In young stands, the crowns of the old ribes that are still alive may produce sprouts that grow rapidly. Double burns and severe single burns destroy the seed and crowns, and create ribes-free conditions except in wet and rocky places where they may survive the fire. The production and longevity of ribes seed, disturbances of the forest floor, shade, plant competition, and fire are factors in ribes suppression that receive careful consideration in planning control operations and forest-management practices.

SPORES, the reproductive bodies of fungi, serve the same purpose for fungi that seeds do for ordinary crop plants. The blister rust spores are minute, dustlike particles that are easily carried by the wind. One kind of spore, produced in the diseased bark of white pines in the spring, cannot infect pines; they infect only ribes.

On ribes leaves, two kinds of spores are produced, an early- and a late-summer form. The early form can infect ribes leaves but not white pines. It is a repeating form, producing several generations in a season and causing local disease intensification on ribes. The late form infects white pine needles but not ribes. The fungus grows in the needles until it reaches the bark. There it causes spindle-shaped diseased areas called cankers. From 2 to 5 years after infection of the needles, spores begin to develop in the diseased bark. Thereafter each spring a new crop of spores is produced; they infect ribes and again start the life cycle of the fungus.

Blister rust may reach new localities by shipment and planting of infected white pine or ribes and by wind-borne spores from infected pines. Distance is not a limiting factor in the spread of the disease by shipment of infected host plants. Investigations in western North America showed that the disease was spread by wind-borne spores from infected pines to ribes over distances of several hundred miles. From infected ribes to the pines, however, the spread usually does not exceed 900 feet. Under especially favorable weather and topographic conditions, the spread sometimes extends for a mile or more. The amount of pine infection rapidly lessens as the distance from diseased ribes increases.

The different native white pines are highly susceptible, although there is some evidence of resistant trees among species. Native ribes species vary widely in their reaction to the rust. Some are highly susceptible, while others seldom take the disease.

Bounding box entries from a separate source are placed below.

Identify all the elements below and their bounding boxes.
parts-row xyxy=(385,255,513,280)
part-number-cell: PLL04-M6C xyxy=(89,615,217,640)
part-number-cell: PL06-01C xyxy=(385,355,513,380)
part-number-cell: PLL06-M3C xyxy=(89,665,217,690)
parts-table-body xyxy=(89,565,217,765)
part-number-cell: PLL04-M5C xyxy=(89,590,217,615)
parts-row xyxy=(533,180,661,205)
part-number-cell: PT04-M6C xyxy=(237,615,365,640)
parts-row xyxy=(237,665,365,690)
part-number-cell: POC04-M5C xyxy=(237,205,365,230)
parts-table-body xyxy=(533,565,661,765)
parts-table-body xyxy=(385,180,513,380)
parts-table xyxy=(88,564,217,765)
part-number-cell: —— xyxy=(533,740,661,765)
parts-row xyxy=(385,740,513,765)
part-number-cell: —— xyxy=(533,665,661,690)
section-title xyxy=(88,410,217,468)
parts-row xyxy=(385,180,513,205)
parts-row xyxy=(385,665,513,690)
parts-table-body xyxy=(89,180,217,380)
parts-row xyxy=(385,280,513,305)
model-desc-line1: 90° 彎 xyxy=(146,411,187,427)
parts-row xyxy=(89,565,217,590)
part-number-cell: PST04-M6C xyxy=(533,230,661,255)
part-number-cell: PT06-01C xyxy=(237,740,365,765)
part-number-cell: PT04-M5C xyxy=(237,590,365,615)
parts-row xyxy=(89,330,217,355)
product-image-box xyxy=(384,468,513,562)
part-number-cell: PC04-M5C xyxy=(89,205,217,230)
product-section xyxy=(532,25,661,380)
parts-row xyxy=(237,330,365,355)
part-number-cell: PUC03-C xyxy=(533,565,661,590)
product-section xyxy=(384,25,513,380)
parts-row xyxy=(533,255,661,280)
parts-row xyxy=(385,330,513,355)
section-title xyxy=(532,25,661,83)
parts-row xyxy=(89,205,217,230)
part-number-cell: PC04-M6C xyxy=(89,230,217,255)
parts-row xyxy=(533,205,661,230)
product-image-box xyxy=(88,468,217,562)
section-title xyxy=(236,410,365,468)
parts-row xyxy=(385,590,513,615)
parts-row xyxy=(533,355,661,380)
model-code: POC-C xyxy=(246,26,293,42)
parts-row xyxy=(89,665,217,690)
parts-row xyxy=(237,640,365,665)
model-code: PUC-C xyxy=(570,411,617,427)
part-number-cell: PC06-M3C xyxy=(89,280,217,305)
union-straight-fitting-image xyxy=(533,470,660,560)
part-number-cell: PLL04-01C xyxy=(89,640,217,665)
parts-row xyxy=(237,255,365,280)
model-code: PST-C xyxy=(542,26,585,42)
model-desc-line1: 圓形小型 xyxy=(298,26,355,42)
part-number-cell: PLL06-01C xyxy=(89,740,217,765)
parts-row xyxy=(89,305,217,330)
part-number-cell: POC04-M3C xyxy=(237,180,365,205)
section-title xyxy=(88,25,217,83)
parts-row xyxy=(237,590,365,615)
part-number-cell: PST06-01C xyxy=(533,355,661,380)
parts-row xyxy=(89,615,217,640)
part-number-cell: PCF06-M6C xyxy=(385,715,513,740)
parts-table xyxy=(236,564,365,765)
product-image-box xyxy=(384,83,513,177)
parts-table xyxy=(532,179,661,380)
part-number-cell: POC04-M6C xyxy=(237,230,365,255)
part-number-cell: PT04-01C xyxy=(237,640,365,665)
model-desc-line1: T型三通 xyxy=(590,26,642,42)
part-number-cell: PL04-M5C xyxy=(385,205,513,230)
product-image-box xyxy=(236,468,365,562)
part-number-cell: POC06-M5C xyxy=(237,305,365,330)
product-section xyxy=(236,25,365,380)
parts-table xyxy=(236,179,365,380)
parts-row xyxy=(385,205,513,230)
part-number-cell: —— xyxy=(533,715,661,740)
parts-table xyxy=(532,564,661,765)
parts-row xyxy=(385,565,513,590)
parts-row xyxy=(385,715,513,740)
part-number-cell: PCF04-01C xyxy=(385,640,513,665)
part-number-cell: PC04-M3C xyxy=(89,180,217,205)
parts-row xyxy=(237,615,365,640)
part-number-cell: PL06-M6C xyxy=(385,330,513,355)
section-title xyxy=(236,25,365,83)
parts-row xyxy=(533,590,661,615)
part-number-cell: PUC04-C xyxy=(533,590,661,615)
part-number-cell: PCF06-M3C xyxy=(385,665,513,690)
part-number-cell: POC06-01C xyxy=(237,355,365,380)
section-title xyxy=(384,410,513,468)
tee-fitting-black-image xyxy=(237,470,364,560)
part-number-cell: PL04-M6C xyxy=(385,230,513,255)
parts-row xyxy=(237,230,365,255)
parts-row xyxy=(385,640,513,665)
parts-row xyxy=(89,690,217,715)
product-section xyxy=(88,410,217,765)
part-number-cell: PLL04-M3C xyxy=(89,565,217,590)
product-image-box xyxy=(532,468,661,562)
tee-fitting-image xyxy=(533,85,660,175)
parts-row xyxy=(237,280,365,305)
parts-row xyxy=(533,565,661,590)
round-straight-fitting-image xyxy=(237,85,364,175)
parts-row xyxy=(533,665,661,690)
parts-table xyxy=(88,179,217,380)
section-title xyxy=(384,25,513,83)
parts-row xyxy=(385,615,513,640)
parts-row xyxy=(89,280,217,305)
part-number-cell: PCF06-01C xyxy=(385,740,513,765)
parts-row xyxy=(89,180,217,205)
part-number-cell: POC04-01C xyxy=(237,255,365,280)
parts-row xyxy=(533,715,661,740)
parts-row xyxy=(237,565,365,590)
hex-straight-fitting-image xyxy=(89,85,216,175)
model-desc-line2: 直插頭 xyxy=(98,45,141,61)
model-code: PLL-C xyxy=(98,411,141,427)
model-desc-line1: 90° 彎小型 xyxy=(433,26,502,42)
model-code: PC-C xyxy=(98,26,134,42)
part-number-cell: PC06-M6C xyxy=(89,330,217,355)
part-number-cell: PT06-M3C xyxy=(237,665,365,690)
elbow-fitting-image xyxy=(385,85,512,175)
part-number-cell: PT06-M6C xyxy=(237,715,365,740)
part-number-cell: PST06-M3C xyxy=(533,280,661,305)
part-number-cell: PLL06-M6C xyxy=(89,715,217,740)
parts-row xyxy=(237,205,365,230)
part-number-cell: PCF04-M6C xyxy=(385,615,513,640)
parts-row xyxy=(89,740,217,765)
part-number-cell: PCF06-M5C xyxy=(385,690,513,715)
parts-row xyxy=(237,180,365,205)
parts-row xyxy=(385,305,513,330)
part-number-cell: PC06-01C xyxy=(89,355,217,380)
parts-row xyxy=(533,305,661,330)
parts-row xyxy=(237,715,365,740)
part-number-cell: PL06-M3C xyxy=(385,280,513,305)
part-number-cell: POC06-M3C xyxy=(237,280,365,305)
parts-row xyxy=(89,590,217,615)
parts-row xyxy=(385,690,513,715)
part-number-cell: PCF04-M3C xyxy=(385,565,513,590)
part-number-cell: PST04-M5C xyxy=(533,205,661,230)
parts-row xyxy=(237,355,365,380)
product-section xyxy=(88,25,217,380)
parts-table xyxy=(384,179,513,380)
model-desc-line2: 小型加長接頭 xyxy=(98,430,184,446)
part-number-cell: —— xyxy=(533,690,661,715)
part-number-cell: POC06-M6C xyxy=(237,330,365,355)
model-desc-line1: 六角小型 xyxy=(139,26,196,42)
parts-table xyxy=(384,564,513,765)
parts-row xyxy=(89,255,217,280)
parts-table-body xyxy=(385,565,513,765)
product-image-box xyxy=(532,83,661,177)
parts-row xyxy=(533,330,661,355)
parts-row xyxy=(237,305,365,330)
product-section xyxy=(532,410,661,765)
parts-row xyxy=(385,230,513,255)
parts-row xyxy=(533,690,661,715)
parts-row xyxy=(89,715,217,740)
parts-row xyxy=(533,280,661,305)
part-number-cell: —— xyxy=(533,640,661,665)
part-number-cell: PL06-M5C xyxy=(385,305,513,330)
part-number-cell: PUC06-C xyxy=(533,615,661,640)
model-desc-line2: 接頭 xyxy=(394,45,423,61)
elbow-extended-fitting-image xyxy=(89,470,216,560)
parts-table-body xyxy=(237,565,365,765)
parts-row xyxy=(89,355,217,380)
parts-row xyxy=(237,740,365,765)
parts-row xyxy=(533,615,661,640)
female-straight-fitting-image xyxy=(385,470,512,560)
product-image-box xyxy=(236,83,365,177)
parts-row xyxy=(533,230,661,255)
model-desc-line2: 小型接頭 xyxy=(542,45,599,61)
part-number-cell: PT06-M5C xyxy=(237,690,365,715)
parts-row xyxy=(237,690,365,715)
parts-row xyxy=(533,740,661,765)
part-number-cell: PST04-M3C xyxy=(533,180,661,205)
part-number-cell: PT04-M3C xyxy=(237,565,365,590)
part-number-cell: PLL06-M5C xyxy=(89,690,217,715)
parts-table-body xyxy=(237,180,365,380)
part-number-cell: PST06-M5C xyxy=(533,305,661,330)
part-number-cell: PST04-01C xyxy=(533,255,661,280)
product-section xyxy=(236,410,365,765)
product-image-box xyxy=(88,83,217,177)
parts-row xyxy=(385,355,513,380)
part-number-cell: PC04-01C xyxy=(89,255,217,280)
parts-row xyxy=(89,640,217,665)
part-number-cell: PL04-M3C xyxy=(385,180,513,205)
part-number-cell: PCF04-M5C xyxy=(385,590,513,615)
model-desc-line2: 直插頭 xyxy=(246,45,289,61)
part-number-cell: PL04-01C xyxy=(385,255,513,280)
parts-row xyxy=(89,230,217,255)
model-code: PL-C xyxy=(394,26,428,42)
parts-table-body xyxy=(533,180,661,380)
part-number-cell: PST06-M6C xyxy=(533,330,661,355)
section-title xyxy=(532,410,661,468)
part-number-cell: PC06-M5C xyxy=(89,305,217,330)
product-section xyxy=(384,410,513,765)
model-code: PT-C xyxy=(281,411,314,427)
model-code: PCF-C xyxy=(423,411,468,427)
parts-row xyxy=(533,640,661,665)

That fact, however, has had no significant effect on the spread or control of the disease, because susceptible ribes species are well distributed throughout the range of the white pines.

In new localities the disease follows a definite course. It starts as a single infection or several scattered infections on ribes and is transmitted to nearby white pine. Two to five years later the diseased pine produces spores that infect nearby ribes. In turn, the local pine infection increases. Alter this situation has developed in several spots, a favorable rust year causes abundant and widespread infection on the ribes and pines, and many pines die.

The white pines would be doomed within a few years were it not that the rate of spread of the fungus depends on the simultaneous occurrence of several factors: Widespread infection on ribes, abundant production of pine-infecting spores, and a favorable combination of temperature and moisture conditions. The integration of such conditions over extensive areas fortunately are infrequent, and new infection of pine is light in most years. Only in an occasional year is it so general as to cause widespread damage.